Background: Non-variceal gastrointestinal (NVGI) bleeding in cirrhosis may be associated with life-threatening complications similar to variceal bleeding.
Aim: To review NVGI bleeding in cirrhosis.
Methods: MEDLINE, Scopus, and ISI Web of Knowledge were searched, using the textwords "portal hypertensive gastropathy," "gastric vascular ectasia," "peptic ulcer," "Dieulafoy's," "Mallory-Weiss syndrome," "portal hypertensive enteropathy," "portal hypertensive colopathy," "hemorrhoids," and "cirrhosis."

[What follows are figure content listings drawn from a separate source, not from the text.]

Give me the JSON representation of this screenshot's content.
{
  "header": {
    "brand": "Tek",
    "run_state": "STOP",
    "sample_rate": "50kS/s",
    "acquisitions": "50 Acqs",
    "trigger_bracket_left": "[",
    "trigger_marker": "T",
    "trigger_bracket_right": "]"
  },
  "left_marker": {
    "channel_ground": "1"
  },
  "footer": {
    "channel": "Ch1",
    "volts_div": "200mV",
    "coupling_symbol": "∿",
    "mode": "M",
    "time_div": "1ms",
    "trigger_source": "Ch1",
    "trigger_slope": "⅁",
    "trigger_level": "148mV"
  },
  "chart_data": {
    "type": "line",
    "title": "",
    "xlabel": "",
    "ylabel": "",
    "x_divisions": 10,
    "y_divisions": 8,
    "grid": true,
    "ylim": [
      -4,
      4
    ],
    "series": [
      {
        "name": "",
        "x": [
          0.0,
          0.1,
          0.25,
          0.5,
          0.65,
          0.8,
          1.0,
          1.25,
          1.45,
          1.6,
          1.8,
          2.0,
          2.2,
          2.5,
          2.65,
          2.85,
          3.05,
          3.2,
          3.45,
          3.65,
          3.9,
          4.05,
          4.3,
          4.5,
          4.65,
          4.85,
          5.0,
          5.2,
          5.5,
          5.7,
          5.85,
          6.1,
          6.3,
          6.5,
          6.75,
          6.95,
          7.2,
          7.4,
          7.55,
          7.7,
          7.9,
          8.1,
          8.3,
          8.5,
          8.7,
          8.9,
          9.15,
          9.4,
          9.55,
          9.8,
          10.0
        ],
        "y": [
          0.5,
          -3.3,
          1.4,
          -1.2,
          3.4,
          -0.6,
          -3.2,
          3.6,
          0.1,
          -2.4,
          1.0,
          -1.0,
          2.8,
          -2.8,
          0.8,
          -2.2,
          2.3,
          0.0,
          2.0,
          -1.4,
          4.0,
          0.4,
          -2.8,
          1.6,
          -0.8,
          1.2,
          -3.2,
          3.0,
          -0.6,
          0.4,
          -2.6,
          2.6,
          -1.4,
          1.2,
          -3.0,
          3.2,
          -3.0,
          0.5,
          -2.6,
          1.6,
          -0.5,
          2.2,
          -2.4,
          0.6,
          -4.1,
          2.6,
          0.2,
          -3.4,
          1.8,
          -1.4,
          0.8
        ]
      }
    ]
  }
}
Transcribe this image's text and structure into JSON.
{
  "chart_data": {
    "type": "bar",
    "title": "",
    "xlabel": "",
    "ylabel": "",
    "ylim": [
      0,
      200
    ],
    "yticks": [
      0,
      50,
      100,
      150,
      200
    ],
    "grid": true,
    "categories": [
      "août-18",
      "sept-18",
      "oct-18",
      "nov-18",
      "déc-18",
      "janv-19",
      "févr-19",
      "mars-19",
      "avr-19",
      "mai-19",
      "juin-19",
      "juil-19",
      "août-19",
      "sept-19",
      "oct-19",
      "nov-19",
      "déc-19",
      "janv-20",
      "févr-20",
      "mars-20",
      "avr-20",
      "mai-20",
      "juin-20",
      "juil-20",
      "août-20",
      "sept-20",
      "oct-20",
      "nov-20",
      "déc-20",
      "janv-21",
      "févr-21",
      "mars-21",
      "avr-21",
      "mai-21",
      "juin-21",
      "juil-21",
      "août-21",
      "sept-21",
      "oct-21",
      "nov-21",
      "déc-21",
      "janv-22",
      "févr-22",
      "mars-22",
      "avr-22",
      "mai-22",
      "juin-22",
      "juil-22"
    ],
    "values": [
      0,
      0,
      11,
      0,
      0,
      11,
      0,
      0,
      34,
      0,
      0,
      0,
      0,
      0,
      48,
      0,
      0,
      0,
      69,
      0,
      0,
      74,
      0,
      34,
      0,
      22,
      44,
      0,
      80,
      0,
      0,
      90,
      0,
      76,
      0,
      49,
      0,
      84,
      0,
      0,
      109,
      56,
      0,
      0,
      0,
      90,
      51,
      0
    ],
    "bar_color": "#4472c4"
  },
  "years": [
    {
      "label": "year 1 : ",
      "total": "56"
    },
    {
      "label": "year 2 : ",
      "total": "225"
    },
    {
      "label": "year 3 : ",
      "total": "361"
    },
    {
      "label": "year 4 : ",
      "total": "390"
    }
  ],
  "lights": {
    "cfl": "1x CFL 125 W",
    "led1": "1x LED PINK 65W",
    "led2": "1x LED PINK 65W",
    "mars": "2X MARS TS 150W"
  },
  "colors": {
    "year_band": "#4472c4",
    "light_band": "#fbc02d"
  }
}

Results: Portal hypertensive gastropathy (PHG) and gastric vascular ectasia (GVE) are gastric lesions that most commonly present as chronic anemia; acute upper GI (UGI) bleeding is a rare manifestation. Management of PHG-related bleeding is mainly pharmacological, whereas endoscopic intervention is favored in GVE-related bleeding. Shunt therapies or more invasive techniques are restricted in refractory cases. Despite its high incidence in cirrhotic patients, peptic ulcer accounts for a relatively small proportion of UGI bleeding in this patient population. However, in contrary to general population, the pathogenetic role of Helicobacter pylori infection remains questionable. Finally, other causes of UGI bleeding include Dieulafoy's lesion, Mallory-Weiss syndrome, and portal hypertensive enteropathy. The most common non-variceal endoscopic findings reported in patients with lower gastrointestinal bleeding are portal hypertensive colopathy and hemorrhoids. However, the vast majority of studies are case reports and, therefore, the incidence, diagnosis, and risk of bleeding remain undefined. Endoscopic interventions, shunting procedures, and surgical techniques have been described in this setting.
Conclusions: The data on NVGI bleeding in liver cirrhosis are surprisingly scanty. Large, multicenter epidemiological studies are needed to better assess prevalence and incidence and, most importantly, randomized studies should be performed to evaluate the success rates of therapeutic algorithms.